Auch unter normalen Bedingungen eine wichtige Aufgabe, aber unter COVID 19 auch ein diplomatischer Akt. Denn die italienischen Bestimmungen wichen von den deutschen ab und widersprachen teilweise sogar in den Auflagen. "Zu meinen interkulturellen Vermittlungsaufgaben gehört auch, die deutschen Behörden mit den vom deutschen System abweichenden italienischen Regelungen zu versöhnen – und umgekehrt. Schizophrenen Anfällen entgeht man da nur haarscharf", erzählt Julia Draganović. Die eigentliche Aufgabe, die der Kulturvermittlung, trat dennoch nicht in den Hintergrund.

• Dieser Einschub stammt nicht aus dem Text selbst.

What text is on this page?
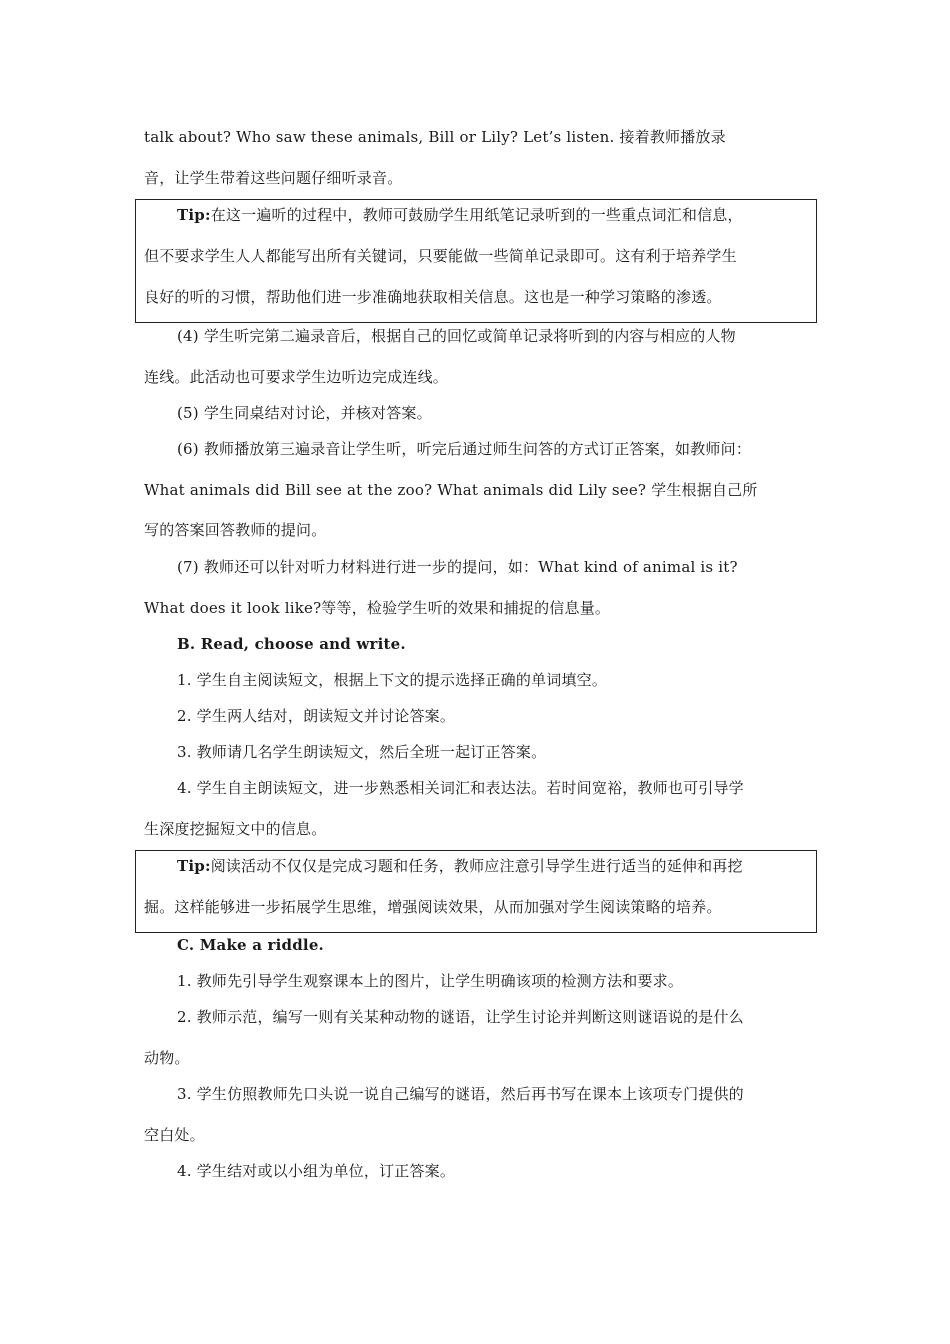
talk about? Who saw these animals, Bill or Lily? Let’s listen. 接着教师播放录
音，让学生带着这些问题仔细听录音。
Tip:在这一遍听的过程中，教师可鼓励学生用纸笔记录听到的一些重点词汇和信息，
但不要求学生人人都能写出所有关键词，只要能做一些简单记录即可。这有利于培养学生
良好的听的习惯，帮助他们进一步准确地获取相关信息。这也是一种学习策略的渗透。
(4) 学生听完第二遍录音后，根据自己的回忆或简单记录将听到的内容与相应的人物
连线。此活动也可要求学生边听边完成连线。
(5) 学生同桌结对讨论，并核对答案。
(6) 教师播放第三遍录音让学生听，听完后通过师生问答的方式订正答案，如教师问：
What animals did Bill see at the zoo? What animals did Lily see? 学生根据自己所
写的答案回答教师的提问。
(7) 教师还可以针对听力材料进行进一步的提问，如：What kind of animal is it?
What does it look like?等等，检验学生听的效果和捕捉的信息量。
B. Read, choose and write.
1. 学生自主阅读短文，根据上下文的提示选择正确的单词填空。
2. 学生两人结对，朗读短文并讨论答案。
3. 教师请几名学生朗读短文，然后全班一起订正答案。
4. 学生自主朗读短文，进一步熟悉相关词汇和表达法。若时间宽裕，教师也可引导学
生深度挖掘短文中的信息。
Tip:阅读活动不仅仅是完成习题和任务，教师应注意引导学生进行适当的延伸和再挖
掘。这样能够进一步拓展学生思维，增强阅读效果，从而加强对学生阅读策略的培养。
C. Make a riddle.
1. 教师先引导学生观察课本上的图片，让学生明确该项的检测方法和要求。
2. 教师示范，编写一则有关某种动物的谜语，让学生讨论并判断这则谜语说的是什么
动物。
3. 学生仿照教师先口头说一说自己编写的谜语，然后再书写在课本上该项专门提供的
空白处。
4. 学生结对或以小组为单位，订正答案。
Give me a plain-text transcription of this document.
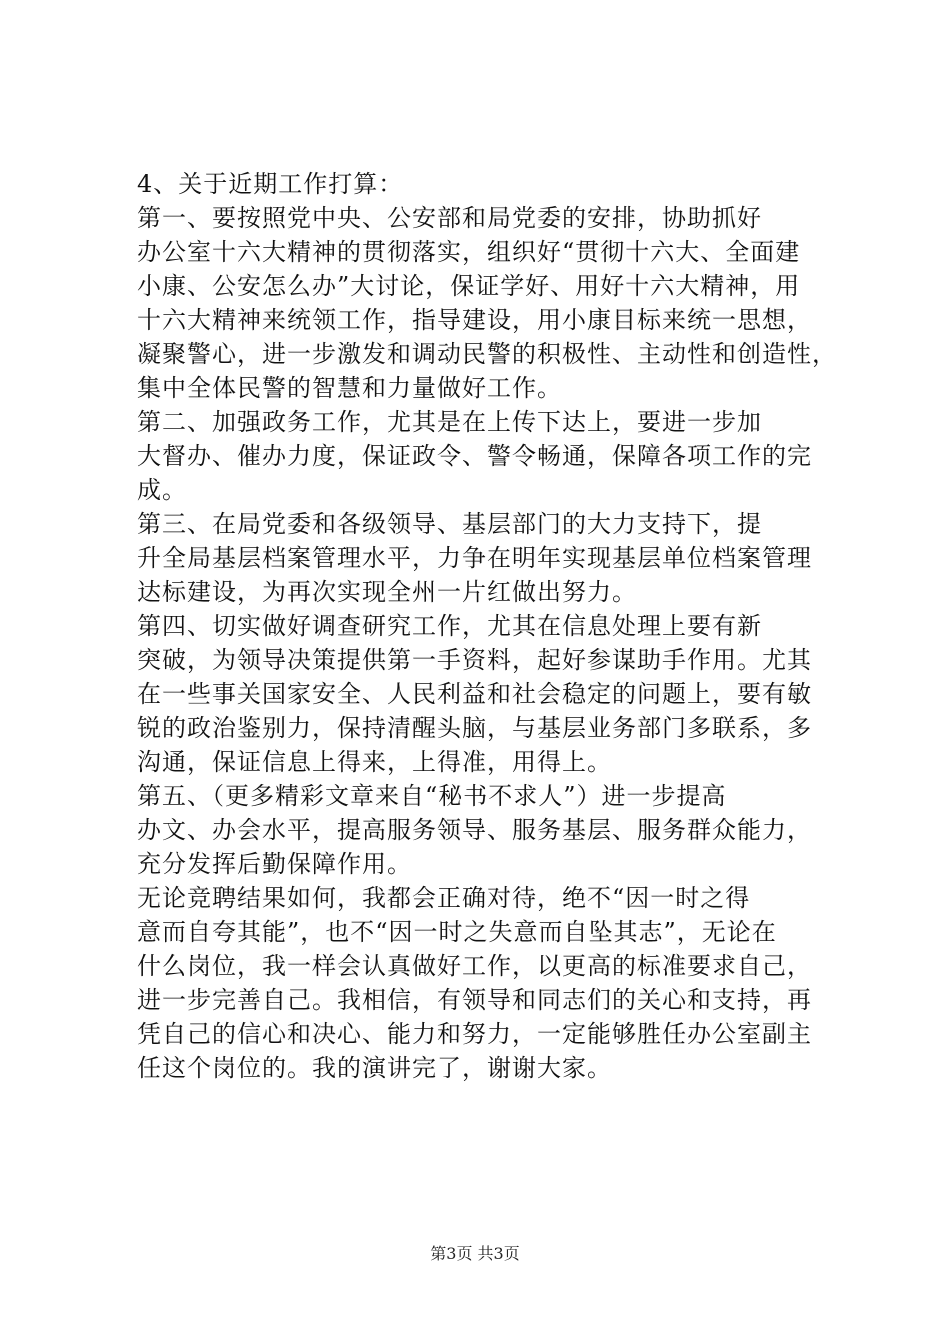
4、关于近期工作打算：
第一、要按照党中央、公安部和局党委的安排，协助抓好
办公室十六大精神的贯彻落实，组织好“贯彻十六大、全面建
小康、公安怎么办”大讨论，保证学好、用好十六大精神，用
十六大精神来统领工作，指导建设，用小康目标来统一思想，
凝聚警心，进一步激发和调动民警的积极性、主动性和创造性，
集中全体民警的智慧和力量做好工作。
第二、加强政务工作，尤其是在上传下达上，要进一步加
大督办、催办力度，保证政令、警令畅通，保障各项工作的完
成。
第三、在局党委和各级领导、基层部门的大力支持下，提
升全局基层档案管理水平，力争在明年实现基层单位档案管理
达标建设，为再次实现全州一片红做出努力。
第四、切实做好调查研究工作，尤其在信息处理上要有新
突破，为领导决策提供第一手资料，起好参谋助手作用。尤其
在一些事关国家安全、人民利益和社会稳定的问题上，要有敏
锐的政治鉴别力，保持清醒头脑，与基层业务部门多联系，多
沟通，保证信息上得来，上得准，用得上。
第五、（更多精彩文章来自“秘书不求人”）进一步提高
办文、办会水平，提高服务领导、服务基层、服务群众能力，
充分发挥后勤保障作用。
无论竞聘结果如何，我都会正确对待，绝不“因一时之得
意而自夸其能”，也不“因一时之失意而自坠其志”，无论在
什么岗位，我一样会认真做好工作，以更高的标准要求自己，
进一步完善自己。我相信，有领导和同志们的关心和支持，再
凭自己的信心和决心、能力和努力，一定能够胜任办公室副主
任这个岗位的。我的演讲完了，谢谢大家。
第3页 共3页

"Der Herausforderung, dass die Kultur während der Pandemie fast unsichtbar wurde, sind die RompreisträgerInnen und StipendiatInnen in Olevano Romano gemeinsam mit dem Team der Villa Massimo allerdings sehr kreativ begegnet: Gemeinsam haben wir viele unterschiedliche Wege und Weisen gefunden, Kultur erlebbar zu erhalten. Es war und ist schon eine Freude, in Gemeinschaft mit den Preisträgern denken und schaffen zu dürfen. In der Improvisation haben wir in diesen Monaten – finde ich - eine gewisse Meisterschaft entwickelt."